A variational PINN keeps the FEM test space but replaces the trial with a neural network: instead of solving a linear system for FE coefficients, you minimise the weak-form residual test-projected onto the FE basis. In jNO it is authored exactly like any other jno.fem problem — write the weak form with u = net(x,y) and hand it to jno.fem; no init_fem, no weak.assemble.

We solve Poisson \(-\Delta u = f\) on the unit square with exact \(u = x(1-x)y(1-y)\) (so \(f = 2[x(1-x)+y(1-y)]\)).

A network trial in the weak form

dom.fem_symbols() gives the trial symbol u and the FE test function phi. Build the trial from a network with a hard-BC ansatz that vanishes on the boundary, write the standard weak form, and jno.fem detects the network (a ModelCall) and returns a trainable test-projected residual:

u, phi = dom.fem_symbols()
xi, yi, _ = dom.variable("interior", split=True)
xb, yb, _ = dom.variable("boundary", split=True)

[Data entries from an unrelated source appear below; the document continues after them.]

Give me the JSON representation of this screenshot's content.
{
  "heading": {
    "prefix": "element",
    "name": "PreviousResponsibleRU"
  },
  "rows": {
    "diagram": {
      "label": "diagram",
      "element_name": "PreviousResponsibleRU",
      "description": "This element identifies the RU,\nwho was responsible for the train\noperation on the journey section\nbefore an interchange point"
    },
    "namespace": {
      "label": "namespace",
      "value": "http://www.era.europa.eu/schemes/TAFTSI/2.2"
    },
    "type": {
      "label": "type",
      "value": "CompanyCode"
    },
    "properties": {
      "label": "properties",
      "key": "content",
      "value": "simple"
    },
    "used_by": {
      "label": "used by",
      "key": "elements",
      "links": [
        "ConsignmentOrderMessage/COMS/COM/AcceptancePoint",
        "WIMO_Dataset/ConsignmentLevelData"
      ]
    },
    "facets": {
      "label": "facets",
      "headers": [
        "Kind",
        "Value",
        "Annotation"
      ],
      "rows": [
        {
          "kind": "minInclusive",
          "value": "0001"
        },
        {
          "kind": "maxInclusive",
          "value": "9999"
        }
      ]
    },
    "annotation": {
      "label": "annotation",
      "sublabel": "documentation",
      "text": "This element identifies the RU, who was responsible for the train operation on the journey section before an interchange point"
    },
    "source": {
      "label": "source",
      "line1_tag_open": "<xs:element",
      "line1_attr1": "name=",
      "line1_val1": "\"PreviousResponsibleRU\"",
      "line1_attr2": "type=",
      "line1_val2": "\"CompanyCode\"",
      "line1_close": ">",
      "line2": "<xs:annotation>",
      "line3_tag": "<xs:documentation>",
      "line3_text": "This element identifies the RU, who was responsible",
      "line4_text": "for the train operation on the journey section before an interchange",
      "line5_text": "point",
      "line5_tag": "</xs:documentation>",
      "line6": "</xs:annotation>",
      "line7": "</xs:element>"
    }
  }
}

u_net = net(xi, yi) * (xi * (1 - xi) * yi * (1 - yi))   # network trial, vanishes on the boundary
vi    = phi.bind(x=xi, y=yi)
f     = 2.0 * (xi * (1 - xi) + yi * (1 - yi))

pde = jno.fem([
    jnn.grad(u_net, xi) * jnn.grad(vi, xi) + jnn.grad(u_net, yi) * jnn.grad(vi, yi) - f * vi,
    u(xb, yb) - 0.0,                                     # Dirichlet declaration (see below)
])
jno.core([pde.mse], domain=dom).solve(2500)             # minimise the test-projected residual

The Dirichlet condition is not optional

u(boundary) - 0 looks redundant — the hard-BC ansatz already vanishes on the boundary — but it is required. It tells jno.fem which FE test functions live on the boundary so their residual is masked. A test function that does not vanish on the boundary carries the exact solution's \(\partial u/\partial n\) flux — an irreducible term that makes the loss minimum not the PDE solution, so training would diverge from it. With the declaration the residual is tested on the interior only and the network converges.

The result

VPINN solution and pointwise error vs the analytic solution

The trained network matches the analytic \(x(1-x)y(1-y)\) to rel-\(L^2 \approx 2\times10^{-3}\).

What to notice

  • Same entry as FEM. A network trial vs an FE trial is the only difference; jno.fem routes by detecting the ModelCall, and the returned .mse is an ordinary jNO loss for jno.core.
  • Declare the Dirichlet boundary (u(boundary) - g) so its test functions are masked.
  • Single-field 2-D/3-D for now (1-D and coupled multi-field raise a clear error).